Ante de Jesus me ter dito isso eu já tinha percebido, mas mantinha (e mantenho) uma grande dificuldade em pôr em prática. E constei isso na véspera de Natal. Estacionei e fui a uma loja. Quando voltei tinha um carro colado ao meu, que me impedia completament de entrar, apesar ter espaço para estacionar um camião. Esperei um pouco e acabei por pedir ao menino que estava lá dentro que fosse chamar a mãe para tirar o carro porque eu estava com pressa. (Pode até parecer que estou a exagerar mas esta terra é o paraíso dos condutores mal educados, que param no meio da rua a falar com amigos com quem se cruzam e quem estiver atrás que espere o tempo que for preciso. Não há regras.) O menino foi chamar a mãe. Nunca mais voltavam, nem ele nem a mãe. Fiz uma ronda pelas lojas, á procura, mas nada. Passado 15 minutos já estava a desesperar. Achava uma falta de respeito incrível. E comecei a ferver. Mas mantinha-me atenta à minha reacção. "Olha, olha, como já ferves por uma coisa de nada" (embora para mim não seja bem assim desde que tive a notícia do acidente do meu filho e tive uns 20 minutos sem conseguir sair do estacionamento porque uma senhora tinha parado o carro a impedir a passagem, para ir às compras). Decidi que tinha que lidar de outra maneira com a minha frustração. Estava a descambar, era evidente. Ok. Vou perguntar à minha alma como é que ela reagiria e vou respeitar isso.
Escreve um bilhete à senhora e vai-te embora. Entra pela porta do passageiro, com um bocado de esforço consegues.Vou à loja dos chineses pedir um papel para escrever. E dão-me um pedaço de papel de embrulho com anjos....Tive vontade de rir...era mesmo um recado do Céu. E escrevi: " Se quer ser respeitada a senhora tem que aprender a respeitar os outros. Bom Natal."
Lá entrei com muito custo no carro, e quando estava a arrancar estava a senhora a chegar a ler o papel que lhe tinha deixado preso ao limpa pára-brisas e riu-se para mim em jeito de desculpas.
Eu não consegui sorrir. E fiquei mal por isso. Num assunto de nada, eu não consegui sorrir. Seria incapaz de sorrir sem ter vontade. E óbviamente eu não tinha conseguido ultrapassar isso. Ainda estava zangada.

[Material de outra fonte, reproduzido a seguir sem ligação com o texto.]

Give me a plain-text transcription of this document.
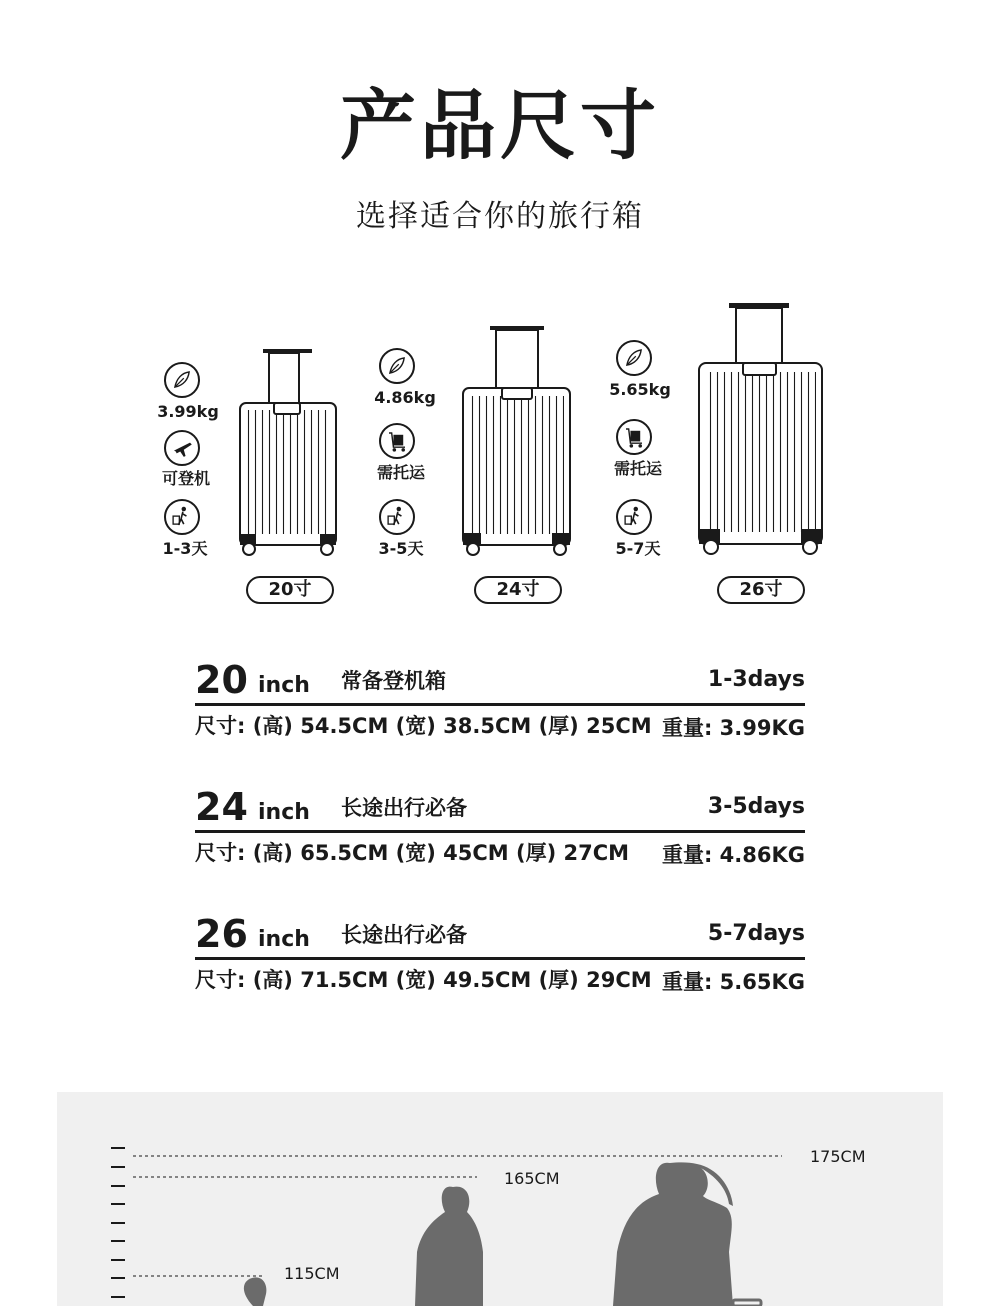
产品尺寸
选择适合你的旅行箱
3.99kg
可登机
1-3天
4.86kg
需托运
3-5天
5.65kg
需托运
5-7天
20寸	24寸	26寸
20 inch 常备登机箱	1-3days
尺寸: (高) 54.5CM (宽) 38.5CM (厚) 25CM 重量: 3.99KG
24 inch 长途出行必备	3-5days
尺寸: (高) 65.5CM (宽) 45CM (厚) 27CM 重量: 4.86KG
26 inch 长途出行必备	5-7days
尺寸: (高) 71.5CM (宽) 49.5CM (厚) 29CM 重量: 5.65KG
175CM
165CM
115CM
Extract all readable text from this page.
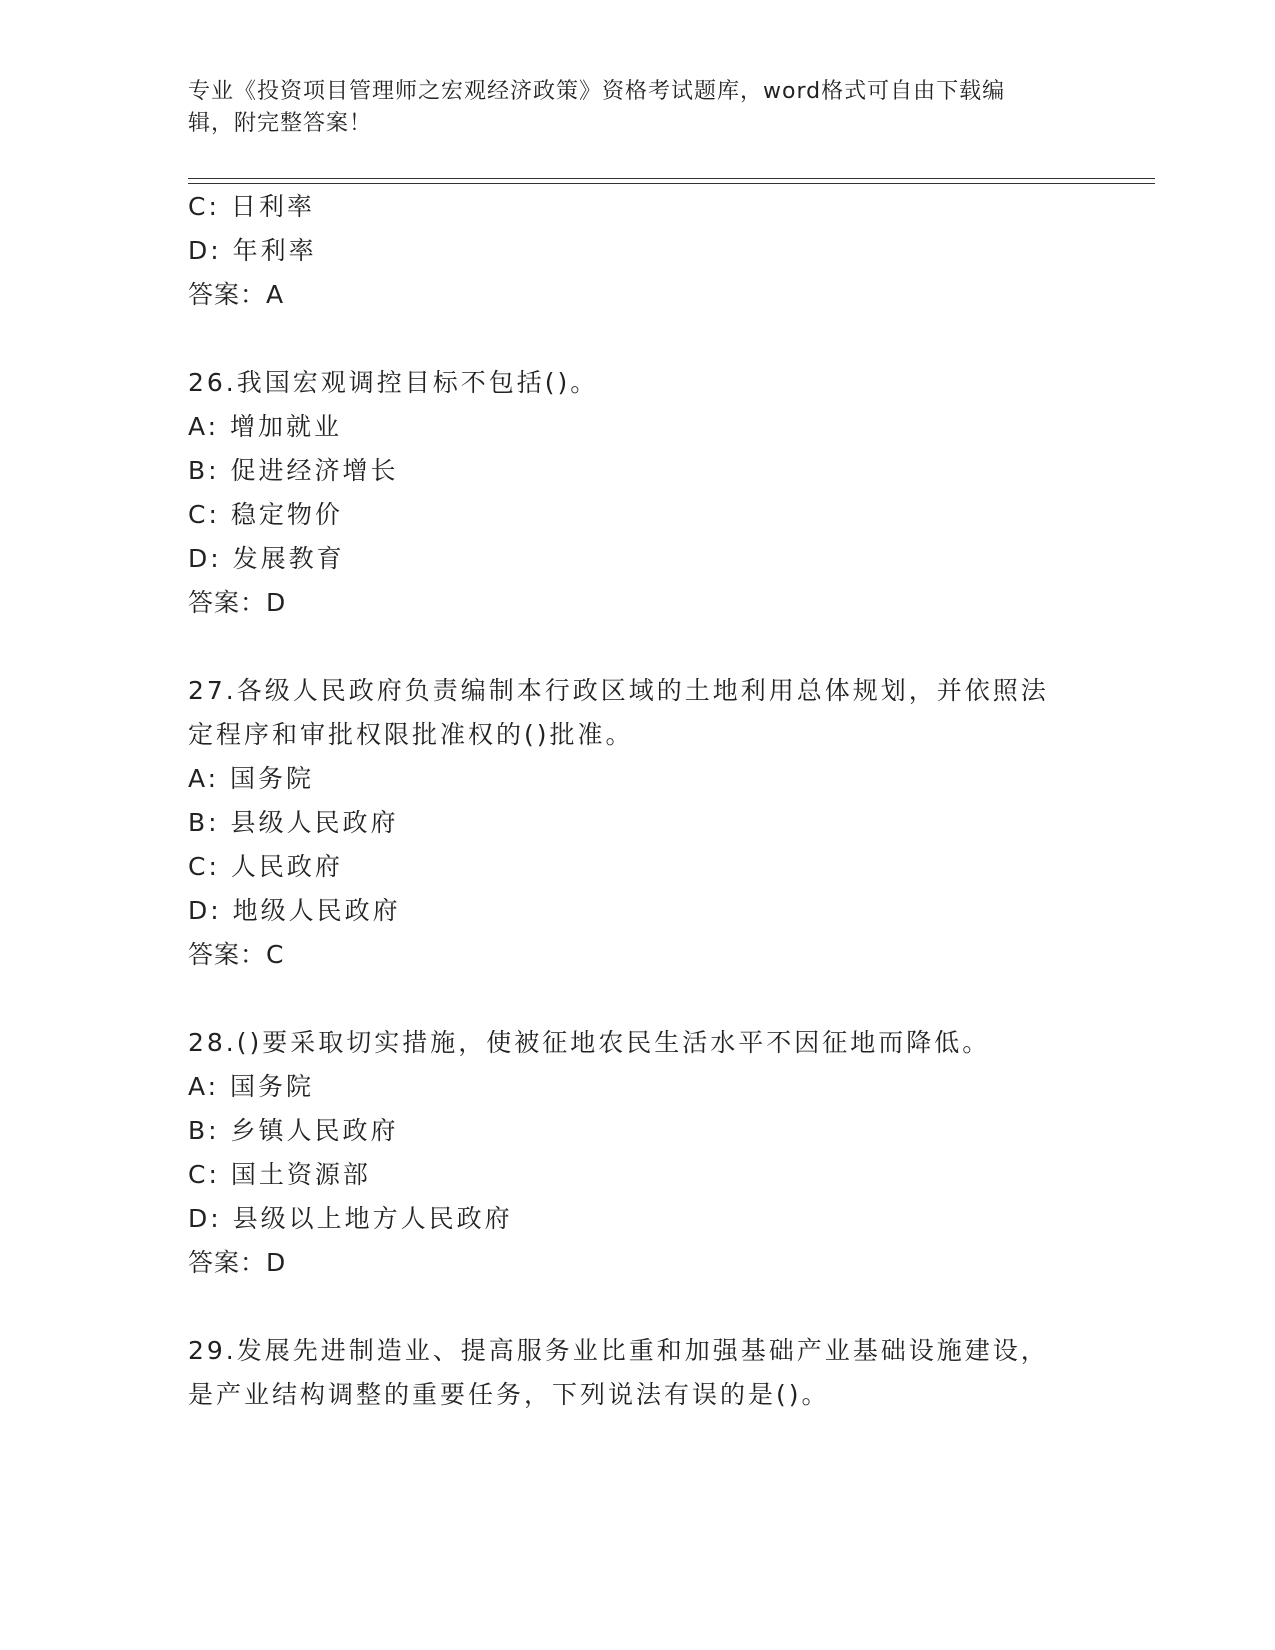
专业《投资项目管理师之宏观经济政策》资格考试题库，word格式可自由下载编
辑，附完整答案！
C: 日利率
D: 年利率
答案：A
26.我国宏观调控目标不包括()。
A: 增加就业
B: 促进经济增长
C: 稳定物价
D: 发展教育
答案：D
27.各级人民政府负责编制本行政区域的土地利用总体规划，并依照法
定程序和审批权限批准权的()批准。
A: 国务院
B: 县级人民政府
C: 人民政府
D: 地级人民政府
答案：C
28.()要采取切实措施，使被征地农民生活水平不因征地而降低。
A: 国务院
B: 乡镇人民政府
C: 国土资源部
D: 县级以上地方人民政府
答案：D
29.发展先进制造业、提高服务业比重和加强基础产业基础设施建设，
是产业结构调整的重要任务，下列说法有误的是()。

E é por isso que ainda preciso tanto de Rebordosa. Que faz saltar em mim o que ainda não está trabalhado.
Quando estava a fazer a meditação para escrever este texto, a energia de Jesus estava fortíssima, tão forte que abri os olhos por duas vezes para ver se havia algo mais que estivessse a provocar um calor tão invulgarmente forte no peito. Que queimava. Mas já tinha arrastado a manta que me cobria para trás. O calor era mesmo todo da Luz dele. Que sinto que está sempre comigo, Rebordosa ou Oeiras.